Programme
Contents |
Two proteins, stromal interaction molecule 1 (STIM1) and Orai1 constitute the minimum molecular components of the Ca2+ release-activated Ca2+ (CRAC) channel (Liou et al., 2005; Roos, et al., 2005; Vig, et al., 2006). STIM1 is predominantly located in the membrane of the endoplasmic reticulum (ER) and functions as a molecular sensor of free ER Ca2+, whereas Orai1 is located on the plasma membrane and when activated by STIM1 forms the Ca2+ selective pore of the channel (Yeromin et al., 2006). While activation of CRAC channels uniquely depends on the free Ca2+ concentration in the ER lumen, its inactivation is regulated by both the free ER [Ca2+] and the cytosolic [Ca2+]. Fast Ca2+-depend inactivation (FCDI) is a feedback mechanisms which limits Ca2+ entry through these channels at negative potentials and is regulated by Ca2+ binding to surface composed of residues from both Orai1 and STIM1 (Mullins et al., 2009; Lee et al., 2009). Previously we identified that FCDI of ICRAC depends on the relative expression levels of the STIM1 and Orai1 proteins (Scrimgeour et al., 2009). Herein we present data that suggests the presence of another Ca2+-dependent mechanism which regulates the activity of CRAC channels. Specifically, the expression of STIM1 and Orai1 are interdependent and also [Ca2+]-dependent.
Heterologous expression of STIM1 and Orai1 was conducted in HEK293T cells using the plasmid/DNA vectors pEX-GFP-Myc-Orai1, pCMV-Sport6-STIM1, pCMV-Sport6-Orai1, Sport6-Orai1Δ70-88 and pCIneo-hClC-1 which were co-transfected at different ratios (between 1:8 and 8:1 of Orai1:STIM1) using PolyFect transfection reagent (Qiagen). The relative expression of STIM1 and Orai1-GFP proteins was determined using quantitative western blot analysis using anti-STIM1 and anti-GFP antibodies. GAPDH was used as an internal loading control.
Increasing the amount of Orai1 containing plasmid in the transfection mixture resulted in a significant decrease in STIM1 expression. In contrast, control experiments using expression of either, non-functional Orai1Δ70-88 or the unrelated ClC-1 protein had no effect on the expression levels of STIM1, identifying that the Orai1-STIM1 interaction was not a non-specific effect of competition in co-transfection. Depletion of intracellular Ca2+ stores, using thapsigargin, which activates Ca2+ entry through CRAC channels, increased the dependence of STIM1 expression on the Orai1. In contrast, inhibition of Ca2+ entry by 2-aminoethoxy-diphenyl borate (2-APB) or La3+ virtually abolished the interdependence of STIM1 and Orai1 expression.
These data indicate that the expression of STIM1 and Orai1 proteins is interdependent and is regulated in a Ca2+-dependent manner which may provide an important cellular feedback mechanism to enable medium to long term regulation of ER Ca2+ homeostasis.
Lee KP, Yuan JP, Zeng W, So I, Worley PF & Muallem S. (2009) Proceedings of the National Academy of Sciences of the United States of America 106: 14687-92.
Liou J, Kim ML, Heo WD, Jones JT, Myers JW, Ferrell JE & Meyer Jr.T. (2005) Current Biology 15: 1235-41.

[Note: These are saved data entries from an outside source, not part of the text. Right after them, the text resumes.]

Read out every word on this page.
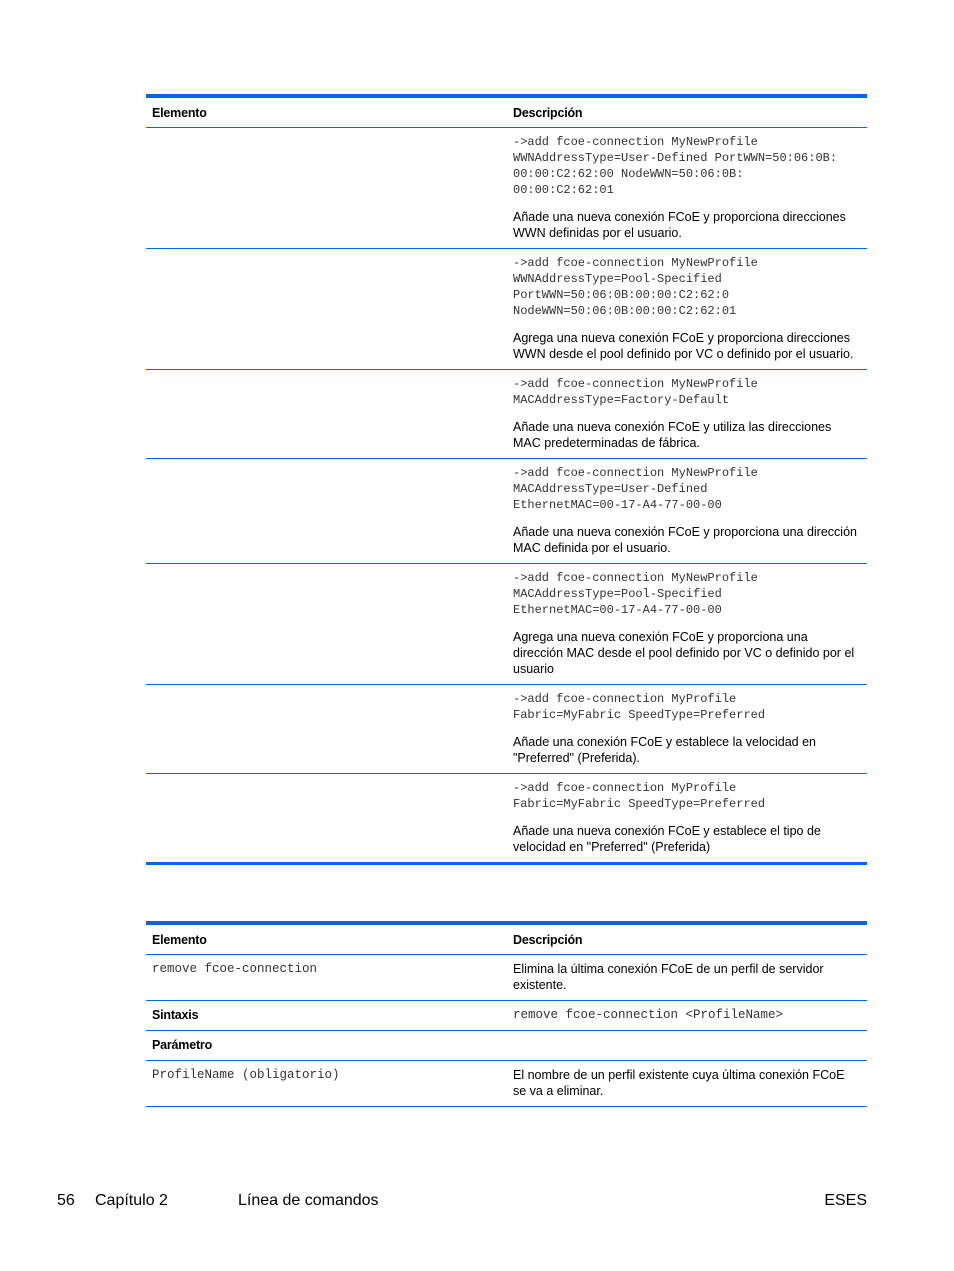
Elemento	Descripción

	->add fcoe-connection MyNewProfile
WWNAddressType=User-Defined PortWWN=50:06:0B:
00:00:C2:62:00 NodeWWN=50:06:0B:
00:00:C2:62:01
Añade una nueva conexión FCoE y proporciona direcciones WWN definidas por el usuario.

	->add fcoe-connection MyNewProfile
WWNAddressType=Pool-Specified
PortWWN=50:06:0B:00:00:C2:62:0
NodeWWN=50:06:0B:00:00:C2:62:01
Agrega una nueva conexión FCoE y proporciona direcciones WWN desde el pool definido por VC o definido por el usuario.

	->add fcoe-connection MyNewProfile
MACAddressType=Factory-Default
Añade una nueva conexión FCoE y utiliza las direcciones MAC predeterminadas de fábrica.

	->add fcoe-connection MyNewProfile
MACAddressType=User-Defined
EthernetMAC=00-17-A4-77-00-00
Añade una nueva conexión FCoE y proporciona una dirección MAC definida por el usuario.

	->add fcoe-connection MyNewProfile
MACAddressType=Pool-Specified
EthernetMAC=00-17-A4-77-00-00
Agrega una nueva conexión FCoE y proporciona una dirección MAC desde el pool definido por VC o definido por el usuario

	->add fcoe-connection MyProfile
Fabric=MyFabric SpeedType=Preferred
Añade una conexión FCoE y establece la velocidad en "Preferred" (Preferida).

	->add fcoe-connection MyProfile
Fabric=MyFabric SpeedType=Preferred
Añade una nueva conexión FCoE y establece el tipo de velocidad en "Preferred" (Preferida)
Elemento	Descripción
remove fcoe-connection	Elimina la última conexión FCoE de un perfil de servidor existente.
Sintaxis	remove fcoe-connection <ProfileName>
Parámetro	
ProfileName (obligatorio)	El nombre de un perfil existente cuya última conexión FCoE se va a eliminar.
56 Capítulo 2	Línea de comandos	ESES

Mullins FM, Park CY, Dolmetsch RE & Lewis RS. (2009) Proceedings of the National Academy of Sciences of the United States of America 106: 15495-500.
Roos J, DiGregorio PJ, Yeromin AV, Ohlsen K, Lioudyno M, Zhang S, Safrina O, Kozak JA, Wagner SL, Cahalan MD, Velicelebi G & Stauderman KA. (2005) Journal of Cell Biology 169: 435-45.
Scrimgeour N, Litjens T, Ma L, Barritt GJ & Rychkov GY. (2009) Journal of Physiology 587: 2903-18.
Vig M, Peinelt C, Beck A, Koomoa DL, Rabah D, Koblan-Huberson M, Kraft S, Turner H, Fleig A, Penner R & Kinet JP. (2006) Science 312: 1220-3.
Yeromin AV, Zhang SL, Jiang W, Yu Y, Safrina O & Cahalan MD. (2006) Nature 443: 226-9.